Welcome to your Friday dose of WEEK - a roundup of what's dropped in the last seven days, brought to you by the Culture & Strategy team at LOVE.
Cartier goes HiLo
This week, Cartier opened a pop-up convenience store in wealthy shopping district, Omotesando, Tokyo. In true HiLo fashion, Cartier took all the familiar touch-points of a convenience store and contrasted them with their signature gold interior accents and luxury food and beverage items, including a cup of noodles for £73 and a piece of mango cake for £70.
Despite the eye watering prices, the store was a massive success with Instagrammers queuing around the block for Cartier’s take on a modern luxury experience.
London gets Gooped
Goop, the controversial wellness platform run by Gwyneth Paltrow, has opened a pop up in London’s Notting Hill.

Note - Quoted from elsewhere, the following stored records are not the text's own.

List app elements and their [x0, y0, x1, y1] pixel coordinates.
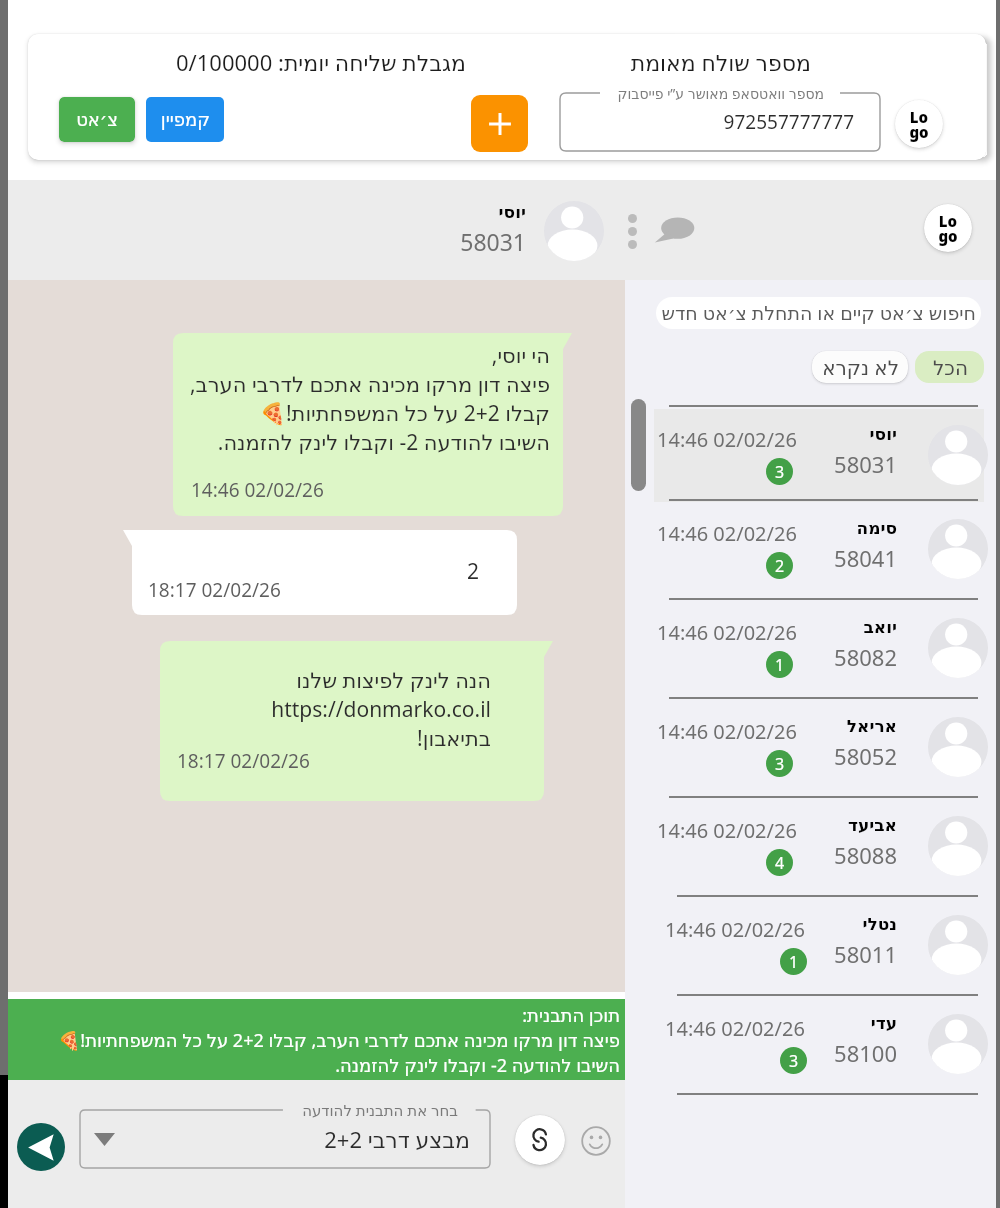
button[interactable]: חיפוש צ׳אט קיים או התחלת צ׳אט חדש	[656, 297, 981, 329]
staticText: 2	[775, 555, 785, 577]
staticText: מגבלת שליחה יומית: 0/100000	[175, 47, 466, 77]
staticText: עדי	[870, 1013, 897, 1033]
staticText: צ׳אט	[76, 109, 118, 130]
button[interactable]: נטלי	[661, 896, 984, 995]
button[interactable]: Messages	[650, 206, 700, 256]
staticText: הי יוסי,	[491, 341, 550, 370]
button[interactable]: Back	[17, 1123, 65, 1171]
staticText: קבלו 2+2 על כל המשפחתיות!🍕	[259, 399, 550, 428]
staticText: לא נקרא	[822, 354, 899, 381]
staticText: תוכן התבנית:	[522, 1003, 620, 1028]
button[interactable]: יואב	[653, 599, 984, 698]
staticText: 58031	[834, 449, 897, 479]
staticText: 14:46 02/02/26	[657, 426, 797, 453]
staticText: Lo go	[909, 107, 929, 142]
staticText: 58041	[834, 543, 897, 573]
staticText: 58052	[834, 741, 897, 771]
staticText: 14:46 02/02/26	[191, 477, 324, 503]
button[interactable]: Logo	[895, 100, 943, 148]
staticText: 58088	[834, 840, 897, 870]
button[interactable]: אביעד	[653, 797, 984, 896]
staticText: 58011	[834, 939, 897, 969]
button[interactable]: עדי	[661, 995, 984, 1094]
button[interactable]: Add	[471, 95, 528, 152]
staticText: נטלי	[862, 914, 897, 934]
staticText: פיצה דון מרקו מכינה אתכם לדרבי הערב,	[189, 370, 550, 399]
button[interactable]: More options	[618, 205, 646, 257]
button[interactable]: צ׳אט	[59, 97, 135, 142]
button[interactable]: Attach link	[515, 1115, 565, 1165]
staticText: 14:46 02/02/26	[657, 817, 797, 844]
staticText: סימה	[856, 518, 897, 538]
staticText: בחר את התבנית להודעה	[302, 1100, 458, 1120]
staticText: 972557777777	[723, 109, 854, 135]
staticText: מספר שולח מאומת	[630, 47, 811, 77]
staticText: אביעד	[847, 815, 897, 835]
staticText: 14:46 02/02/26	[657, 520, 797, 547]
staticText: קמפיין	[160, 109, 210, 130]
staticText: מבצע דרבי 2+2	[324, 1124, 470, 1154]
staticText: 58100	[834, 1038, 897, 1068]
staticText: 3	[775, 461, 785, 483]
staticText: 14:46 02/02/26	[665, 1015, 805, 1042]
staticText: הנה לינק לפיצות שלנו	[296, 666, 491, 695]
staticText: 1	[789, 951, 799, 973]
staticText: 14:46 02/02/26	[657, 718, 797, 745]
staticText: יוסי	[498, 202, 526, 222]
staticText: מספר וואטסאפ מאושר ע”י פייסבוק	[617, 84, 824, 103]
staticText: 1	[775, 654, 785, 676]
staticText: https://donmarko.co.il	[271, 695, 491, 724]
button[interactable]: Logo	[924, 204, 972, 252]
staticText: 4	[775, 852, 785, 874]
button[interactable]: Emoji	[575, 1120, 617, 1162]
staticText: 2	[466, 557, 479, 586]
staticText: השיבו להודעה 2- וקבלו לינק להזמנה.	[335, 1053, 620, 1078]
staticText: אריאל	[846, 716, 897, 736]
staticText: 58082	[834, 642, 897, 672]
staticText: 3	[789, 1050, 799, 1072]
button[interactable]: לא נקרא	[812, 351, 908, 383]
staticText: 18:17 02/02/26	[148, 577, 281, 603]
staticText: יואב	[863, 617, 897, 637]
button[interactable]: אריאל	[653, 698, 984, 797]
button[interactable]: יוסי	[653, 406, 984, 500]
staticText: 14:46 02/02/26	[657, 619, 797, 646]
staticText: השיבו להודעה 2- וקבלו לינק להזמנה.	[217, 428, 550, 457]
staticText: 18:17 02/02/26	[177, 748, 310, 774]
staticText: חיפוש צ׳אט קיים או התחלת צ׳אט חדש	[661, 300, 976, 326]
button[interactable]: סימה	[653, 500, 984, 599]
staticText: 3	[775, 753, 785, 775]
staticText: 14:46 02/02/26	[665, 916, 805, 943]
staticText: בתיאבון!	[417, 724, 491, 753]
button[interactable]: הכל	[915, 351, 984, 383]
staticText: יוסי	[869, 424, 897, 444]
button[interactable]: קמפיין	[146, 97, 224, 142]
staticText: הכל	[932, 356, 968, 379]
staticText: Lo go	[938, 211, 958, 246]
staticText: פיצה דון מרקו מכינה אתכם לדרבי הערב, קבל…	[57, 1028, 620, 1053]
staticText: 58031	[460, 226, 526, 257]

The pop-up stocks a carefully curated selection of products that have caused the multi million $ brand so many trials and tribulations in the past. These include pubic hair oil for £45, vaginal eggs (Goop was recently sued for claiming the eggs help to balance hormones) and water bottles complete with a giant internal crystal. Customers can also find a selection of clothing from designer friends such as Victoria Beckham and Stella McCartney.
Brands operating in every industry from beauty to sex are cashing in on consumers new found obsession with wellness.
Crisp Packet Wars
Angry consumers are posting old Walkers crisp packets back to Walkers in protest at their announcement not to make their packaging recyclable until 2025.
The Royal Mail have pleaded with campaigners to put they crips packets in an envelope as they’re clogging their sorting machines.
Despite this being a bit of fun (as well as making some entertaining headlines), it shows just how important plastic pollution is to people. Companies that don’t enforce change will no doubt face the continual barrage of bad press.
Love it or hate it - Burberry
It’s hard to miss the new Burberry monogram. Fans have got a real love-hate relationship with the change - check out other brands dividing opinion in this month’s SEEN.
If you’re a reader of High Snobiety, you may have noticed Burberry’s tessellated monogram taking over your web pages in the run up to Riccardo Tisci’s debut at London Fashion Week.
With a purposefully ‘glitchy’ application of design, the Burberry of today feels much less ‘Emma Watson in a heritage trench coat’, and much more ‘contemporary streetwear brand’. If you’re a fan of the former, you probably won’t like the new Regent Street flagship either.
Alongside the takeover, High Snobiety commissioned four digital artists to reimagine the Burberry Monogram, each bringing their own style to the mix.